Ainsi ces deux cœurs honnêtes et charmants abdiquaient chacun de son côté pour ne pas s'humilier l'un l'autre. Bernard rougit, se troubla et se tut.

—Vous voyez bien, monsieur, que vous ne pouvez pas partir, et vous ne partirez pas. Venez, ajouta Hélène en reprenant le bras du jeune homme. Je vous ai hier transmis, pour ainsi dire, les derniers jours de votre père; il me reste encore un dépôt qu'il m'a confié à son lit de mort, et que je tiens à vous remettre.

À ces mots, elle entraîna Bernard qui la suivit encore une fois, et tous deux s'enfoncèrent dans un sentier couvert qui courait à travers les terres entre deux haies d'épines et de troënes. Il faisait une de ces riantes matinées que n'ont point encore voilées les mélancolies de l'automne.
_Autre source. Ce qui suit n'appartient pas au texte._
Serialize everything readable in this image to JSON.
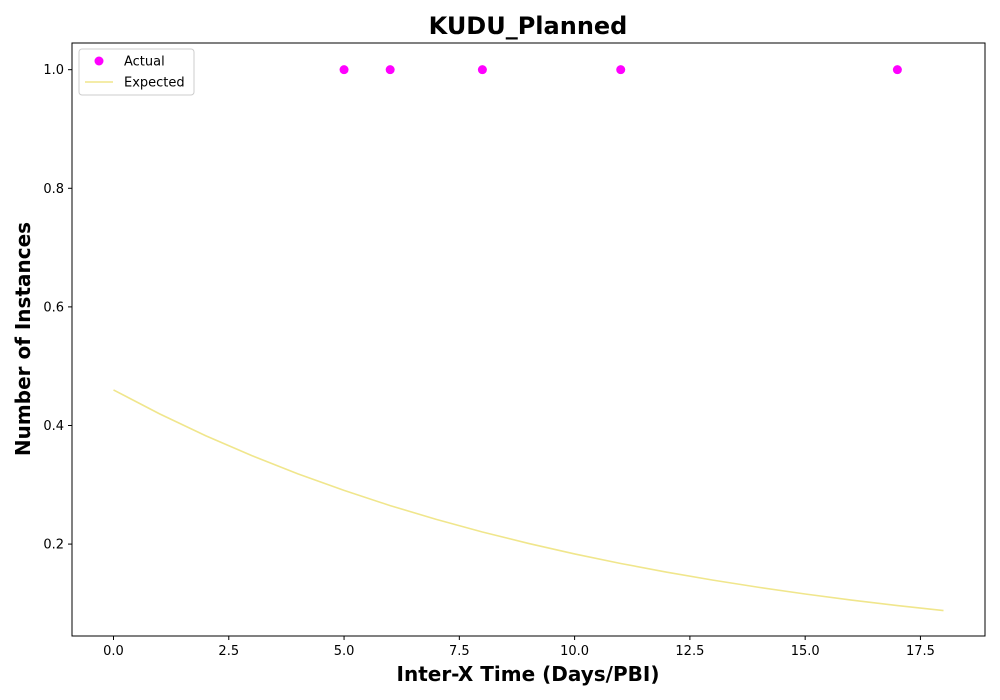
{
  "chart_data": {
    "type": "scatter",
    "title": "KUDU_Planned",
    "xlabel": "Inter-X Time (Days/PBI)",
    "ylabel": "Number of Instances",
    "xlim": [
      -0.9,
      18.9
    ],
    "ylim": [
      0.045,
      1.045
    ],
    "x_ticks": [
      0.0,
      2.5,
      5.0,
      7.5,
      10.0,
      12.5,
      15.0,
      17.5
    ],
    "x_tick_labels": [
      "0.0",
      "2.5",
      "5.0",
      "7.5",
      "10.0",
      "12.5",
      "15.0",
      "17.5"
    ],
    "y_ticks": [
      0.2,
      0.4,
      0.6,
      0.8,
      1.0
    ],
    "y_tick_labels": [
      "0.2",
      "0.4",
      "0.6",
      "0.8",
      "1.0"
    ],
    "grid": false,
    "legend_position": "top-left",
    "series": [
      {
        "name": "Actual",
        "kind": "scatter",
        "color": "#ff00ff",
        "x": [
          5,
          6,
          8,
          11,
          17
        ],
        "y": [
          1.0,
          1.0,
          1.0,
          1.0,
          1.0
        ]
      },
      {
        "name": "Expected",
        "kind": "line",
        "color": "#f0e68c",
        "x": [
          0,
          1,
          2,
          3,
          4,
          5,
          6,
          7,
          8,
          9,
          10,
          11,
          12,
          13,
          14,
          15,
          16,
          17,
          18
        ],
        "y": [
          0.46,
          0.4196,
          0.3827,
          0.3491,
          0.3184,
          0.2905,
          0.2649,
          0.2417,
          0.2204,
          0.2011,
          0.1834,
          0.1673,
          0.1526,
          0.1392,
          0.127,
          0.1158,
          0.1056,
          0.0964,
          0.0879
        ]
      }
    ]
  }
}
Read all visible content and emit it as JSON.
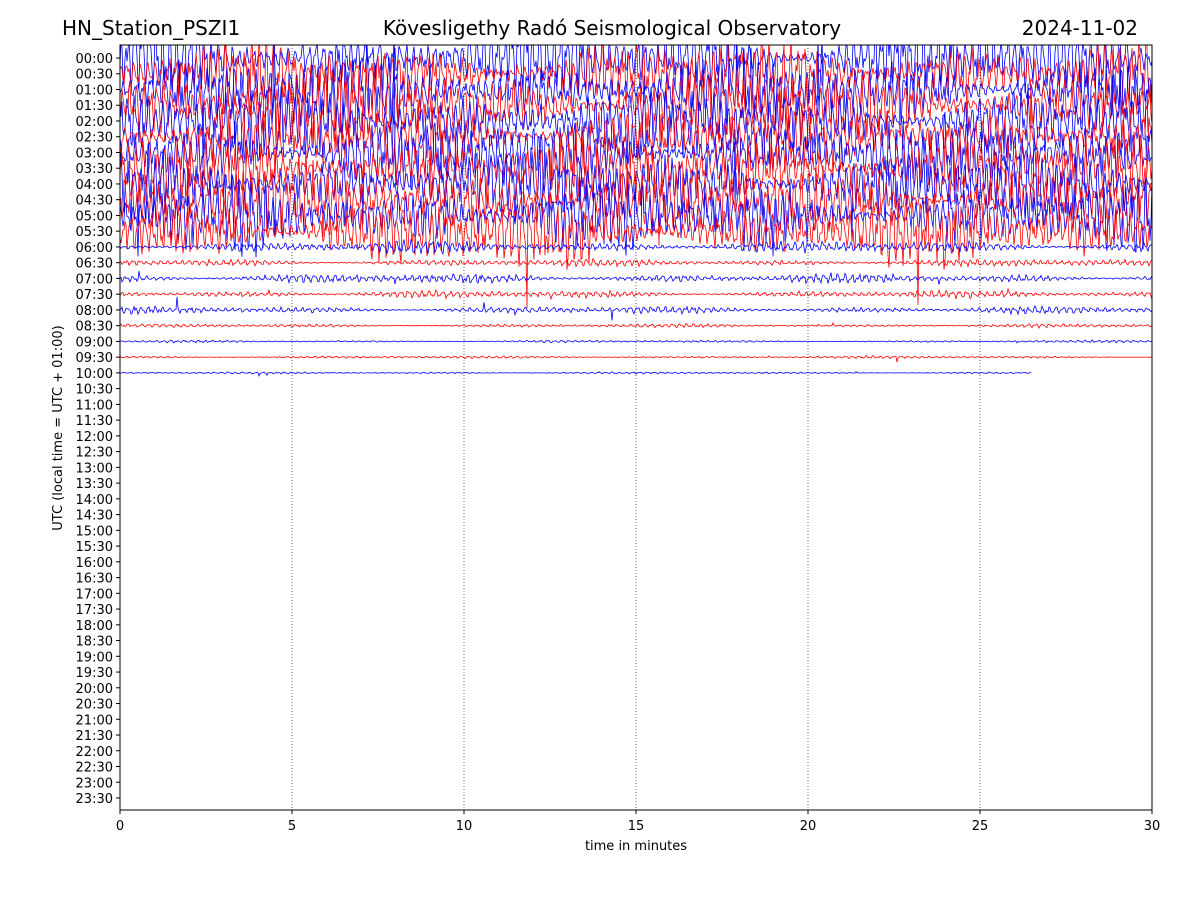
{
  "chart_data": {
    "type": "helicorder",
    "title_left": "HN_Station_PSZI1",
    "title": "Kövesligethy Radó Seismological Observatory",
    "title_right": "2024-11-02",
    "xlabel": "time in minutes",
    "ylabel": "UTC (local time = UTC + 01:00)",
    "xlim": [
      0,
      30
    ],
    "xticks": [
      0,
      5,
      10,
      15,
      20,
      25,
      30
    ],
    "grid": true,
    "categories": [
      "00:00",
      "00:30",
      "01:00",
      "01:30",
      "02:00",
      "02:30",
      "03:00",
      "03:30",
      "04:00",
      "04:30",
      "05:00",
      "05:30",
      "06:00",
      "06:30",
      "07:00",
      "07:30",
      "08:00",
      "08:30",
      "09:00",
      "09:30",
      "10:00",
      "10:30",
      "11:00",
      "11:30",
      "12:00",
      "12:30",
      "13:00",
      "13:30",
      "14:00",
      "14:30",
      "15:00",
      "15:30",
      "16:00",
      "16:30",
      "17:00",
      "17:30",
      "18:00",
      "18:30",
      "19:00",
      "19:30",
      "20:00",
      "20:30",
      "21:00",
      "21:30",
      "22:00",
      "22:30",
      "23:00",
      "23:30"
    ],
    "colors": [
      "#0000ff",
      "#ff0000"
    ],
    "traces": {
      "amplitude": [
        3,
        3,
        3,
        3,
        3,
        3,
        3,
        3,
        3,
        3,
        3,
        3,
        0.5,
        0.3,
        0.4,
        0.3,
        0.3,
        0.15,
        0.1,
        0.1,
        0.08
      ],
      "end": [
        30,
        30,
        30,
        30,
        30,
        30,
        30,
        30,
        30,
        30,
        30,
        30,
        30,
        30,
        30,
        30,
        30,
        30,
        30,
        30,
        26.5
      ]
    }
  }
}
Bernard reconnaissait les sites au milieu desquels il s'était élevé; à chaque pas, il éveillait un souvenir; à chaque détour de haie, il rencontrait une fraîche image de ses jeunes années. Ainsi marchant, tous deux s'entretenaient des jours écoulés. Bernard disait son enfance turbulente; Hélène racontait sa jeunesse grave et sérieuse. Parfois ils s'arrêtaient, soit pour échanger une idée, une observation ou un sentiment, soit pour cueillir les menthes et les digitales qui bordaient les marges du chemin, soit pour admirer les effets de lumière sur les prés et sur les coteaux; puis, tout surpris de quelque révélation sympathique, ils poursuivaient leur route en silence jusqu'à ce qu'un nouvel incident vînt interrompre le langage muet de leurs âmes. S'il paraissait étrange, disons le mot, inconvenant, à quelques esprits rigoristes et timorés que la fille du marquis de La Seiglière se promenât, en toilette de matin, au bras de ce jeune homme qu'elle avait vu la veille pour la première fois, c'est que ces esprits, dont nous respectons d'ailleurs les susceptibilités exquises, oublieraient que mademoiselle de La Seiglière était trop chaste et trop pure pour avoir la pudeur et la retenue que le monde enseigne à ses vestales; nous leur rappellerions aussi qu'Hélène avait grandi dans la solitude et dans la liberté, et qu'enfin, en suivant le secret penchant de son cœur, elle croyait accomplir un devoir. Au bout d'une heure de marche, ils arrivèrent, sans y songer et sans l'avoir cherchée, à la ferme où Bernard était né. À la vue de cette humble habitation où rien n'avait changé, Bernard ne put retenir son émotion. Il voulut tout revoir et tout visiter; puis il alla s'asseoir auprès d'Hélène, dans la cour, sur ce même banc où son père s'était assis quelques jours avant d'expirer. Tous deux étaient attendris, et ils restèrent silencieux. Quand Bernard releva sa tête, qu'il avait tenue longtemps entre ses mains, son visage était mouillé de larmes.

—Mademoiselle, dit-il en se tournant vers Hélène, j'ai raconté hier devant vous six années d'exil et de dur esclavage. Vous êtes bonne, je le sais, je le sens. Peut-être avez-vous plaint mon martyre, et pourtant, dans ce récit indiscret de mes maux et de mes misères, je n'ai pas fait entrer la plus cruelle de mes tortures. Cette torture n'a point cessé, je la porte en moi comme un vautour qui me ronge le sein. Quand je quittai mon père, il était vieux déjà et seul au monde. Vainement m'objecta-t-il qu'il n'avait plus que moi sur la terre. Je le délaissai sans pitié pour courir après ce fantôme qui s'appelle la gloire. Au milieu du bruit des camps et des enivrements de la guerre, je ne songeais pas que j'étais un ingrat; dans le silence de la captivité, je me sentis écrasé tout d'un coup sous le poids d'une pensée terrible. Je me représentai mon vieux père sans parents, sans amis, sans famille, frappé d'abandon, pleurant ma mort, mais accusant ma vie. Dès-lors, cette pensée qu'il se plaignait de moi et qu'il accusait ma tendresse ne me donna ni trève ni merci; ce devint le mal de mon cœur, et je me demande encore à cette heure s'il m'a pardonné en mourant.

—Il est mort en bénissant votre mémoire, répondit la jeune fille; il est parti joyeux, avec le doux espoir d'aller vous embrasser là-haut.

—Jamais ne parla-t-il de moi avec amertume?